L'Éducation nationale et le Conseil général n'ont pas accordé leurs violons.
Il y aura bien classe les mercredis 7 et 28 mai mais pas de cars pour les transports méridiens (du midi).
Plusieurs solutions s'offrent à vous et à vos enfants : l'école buissonnière, le covoiturage, le pique-nique à l'école (*) ou bien encore le vélobus (**).
La raison : les bus sont utilisés pour les lycéens et collègiens le mercredi en fin de matinée. En gros, deux jours de classe presque perdus.

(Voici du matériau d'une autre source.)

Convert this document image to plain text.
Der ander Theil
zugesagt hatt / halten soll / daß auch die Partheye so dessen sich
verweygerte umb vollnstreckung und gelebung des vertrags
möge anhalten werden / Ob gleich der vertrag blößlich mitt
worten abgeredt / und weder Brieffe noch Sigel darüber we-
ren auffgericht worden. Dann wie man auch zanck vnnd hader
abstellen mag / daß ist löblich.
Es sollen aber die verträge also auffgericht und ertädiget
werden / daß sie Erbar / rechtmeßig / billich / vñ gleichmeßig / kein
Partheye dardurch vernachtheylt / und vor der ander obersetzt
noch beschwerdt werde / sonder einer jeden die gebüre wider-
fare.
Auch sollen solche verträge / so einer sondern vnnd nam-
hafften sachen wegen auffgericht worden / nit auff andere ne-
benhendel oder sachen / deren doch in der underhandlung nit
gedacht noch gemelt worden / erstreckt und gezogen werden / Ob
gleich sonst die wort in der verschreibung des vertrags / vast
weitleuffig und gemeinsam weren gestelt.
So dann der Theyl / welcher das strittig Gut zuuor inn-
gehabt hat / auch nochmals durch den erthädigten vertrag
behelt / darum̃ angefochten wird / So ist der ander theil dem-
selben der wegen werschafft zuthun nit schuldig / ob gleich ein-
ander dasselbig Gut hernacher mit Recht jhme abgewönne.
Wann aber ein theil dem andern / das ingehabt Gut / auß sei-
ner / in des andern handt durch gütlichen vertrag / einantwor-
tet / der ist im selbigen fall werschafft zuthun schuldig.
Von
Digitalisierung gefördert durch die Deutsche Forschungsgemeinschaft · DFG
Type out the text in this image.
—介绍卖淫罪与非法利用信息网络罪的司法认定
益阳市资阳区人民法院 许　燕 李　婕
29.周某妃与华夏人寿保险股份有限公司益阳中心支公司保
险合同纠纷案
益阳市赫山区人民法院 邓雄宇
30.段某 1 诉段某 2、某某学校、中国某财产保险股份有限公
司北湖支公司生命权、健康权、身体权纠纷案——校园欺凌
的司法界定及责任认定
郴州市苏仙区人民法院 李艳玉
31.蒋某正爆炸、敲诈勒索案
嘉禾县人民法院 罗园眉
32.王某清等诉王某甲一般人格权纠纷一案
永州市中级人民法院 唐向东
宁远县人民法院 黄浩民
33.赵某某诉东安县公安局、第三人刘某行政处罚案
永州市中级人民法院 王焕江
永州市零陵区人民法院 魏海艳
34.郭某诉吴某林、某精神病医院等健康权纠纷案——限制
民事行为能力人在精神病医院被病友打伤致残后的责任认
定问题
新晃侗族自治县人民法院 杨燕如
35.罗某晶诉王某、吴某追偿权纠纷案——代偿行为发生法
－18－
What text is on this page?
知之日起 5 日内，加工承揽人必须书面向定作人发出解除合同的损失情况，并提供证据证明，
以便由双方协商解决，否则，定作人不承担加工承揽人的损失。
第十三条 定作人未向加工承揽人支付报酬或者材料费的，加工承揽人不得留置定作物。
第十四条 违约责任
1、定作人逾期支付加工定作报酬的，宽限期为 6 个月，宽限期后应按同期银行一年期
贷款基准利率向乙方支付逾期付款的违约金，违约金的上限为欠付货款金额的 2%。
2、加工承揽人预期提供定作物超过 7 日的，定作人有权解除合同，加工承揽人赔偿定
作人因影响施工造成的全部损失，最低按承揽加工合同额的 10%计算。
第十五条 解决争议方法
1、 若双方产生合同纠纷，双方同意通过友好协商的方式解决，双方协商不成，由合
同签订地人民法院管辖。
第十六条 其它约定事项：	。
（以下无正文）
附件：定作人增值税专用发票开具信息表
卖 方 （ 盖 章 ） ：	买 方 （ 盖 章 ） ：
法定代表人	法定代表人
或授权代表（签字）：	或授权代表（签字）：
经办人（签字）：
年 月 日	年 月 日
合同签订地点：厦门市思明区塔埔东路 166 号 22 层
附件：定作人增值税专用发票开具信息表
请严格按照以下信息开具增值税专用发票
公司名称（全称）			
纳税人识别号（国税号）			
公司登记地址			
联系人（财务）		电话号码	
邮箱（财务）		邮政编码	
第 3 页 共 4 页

C'est moins que l'année dernère à cause des intempéries.
La question est la suivante : comment le Conseil général assurera-t-il, dans 4 mois, le transport de milliers d'élèves scolarisés le mercredi matin ?
Les compagnies d'autocars auront-elles acheté les dizaines d'autocars manquants et embauché les conducteurs correspondants ?
Les élèves attendront-ils une demi-heure, une heure, voire plus, le bus qui aura, auparavant, débarqué son flot de lycéens ou de collégiens ?
(*) un doux rêve ou une idée folle
(**) Un ou plusieurs adultes à vélo ramassent et accompagnent les enfants à vélo jusqu'à l'école.